Joana - ou Joaninha para os amigos - tem 25 anos e vive na levada acima do bairro camarário da Ajuda, onde só dá mesmo para ir a pé. Mas como fez ginástica e aeróbica na escola e desde o novembro do ano passado que está na equipa de atletismo da Arca d’Ajuda, a subida íngreme “não é um problema”. Foi por essa altura que regressou a casa depois de cinco anos em Lisboa a estudar medicina. “Isto aqui não tem comparação.

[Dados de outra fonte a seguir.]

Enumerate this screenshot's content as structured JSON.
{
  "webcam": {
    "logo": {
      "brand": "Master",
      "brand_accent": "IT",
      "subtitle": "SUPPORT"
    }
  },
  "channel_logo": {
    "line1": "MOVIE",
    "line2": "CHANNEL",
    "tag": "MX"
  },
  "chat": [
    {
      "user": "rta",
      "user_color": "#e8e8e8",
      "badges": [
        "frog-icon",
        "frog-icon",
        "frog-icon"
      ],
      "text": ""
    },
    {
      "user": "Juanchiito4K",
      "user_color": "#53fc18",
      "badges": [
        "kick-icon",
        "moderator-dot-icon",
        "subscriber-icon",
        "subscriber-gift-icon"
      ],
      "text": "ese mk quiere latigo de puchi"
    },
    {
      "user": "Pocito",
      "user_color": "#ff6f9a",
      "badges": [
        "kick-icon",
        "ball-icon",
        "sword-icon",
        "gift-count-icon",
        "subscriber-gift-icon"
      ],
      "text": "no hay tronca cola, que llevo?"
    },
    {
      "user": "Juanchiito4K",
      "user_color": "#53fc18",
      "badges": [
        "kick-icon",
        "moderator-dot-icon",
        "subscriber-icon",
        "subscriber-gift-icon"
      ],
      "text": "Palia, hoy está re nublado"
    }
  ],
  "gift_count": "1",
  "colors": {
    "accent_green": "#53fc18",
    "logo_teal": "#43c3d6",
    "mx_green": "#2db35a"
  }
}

Aqui tenho vista e sossego e não há trânsito”, diz. O resto da sua formação será, por isso, feita na Madeira. “Inscrevi-me hoje na Ordem dos Médicos”, diz, com um enorme sorriso de satisfação na cara. “Agora só me falta fazer o exame cuja nota determina a especialidade que posso escolher. Quero pediatria, mas vamos ver se dá”, acrescenta. Não sabe, por isso, se terá muito tempo para o atletismo da Arca d’Ajuda, mas para Paulo Gonçalves, que é o diretor desportivo da associação, a Joaninha já é da família.

Com 11 anos celebrados no final de junho, esta entidade ocupa agora um pequeno espaço mesmo em frente à escola e junto ao jardim e é ali que há algumas aulas, como a dança ou a esgrima. As outras são feitas na escola ou em salas alugadas ali perto. Mas as atividades mais fortes são mesmo o atletismo e o futebol, tanto para crianças como para adultos. Trindade Silva lembra a evolução que foi ao longo dos anos. “Até há cinco anos, a sede era o meu apartamento, o escritório era a bagageira do meu carro e as reuniões eram no restaurante”, conta. Agora, é uma das mais reconhecidas associações da zona e até do Funchal que, além de promover e manter as tradições culturais da Ajuda, é um clube desportivo com mais de 10 modalidades, um ATL para mais de 80 crianças durante o verão e, acima de tudo, um ponto de encontro dos moradores. “Uma família”, reforça, mais uma vez, Paulo Gonçalves.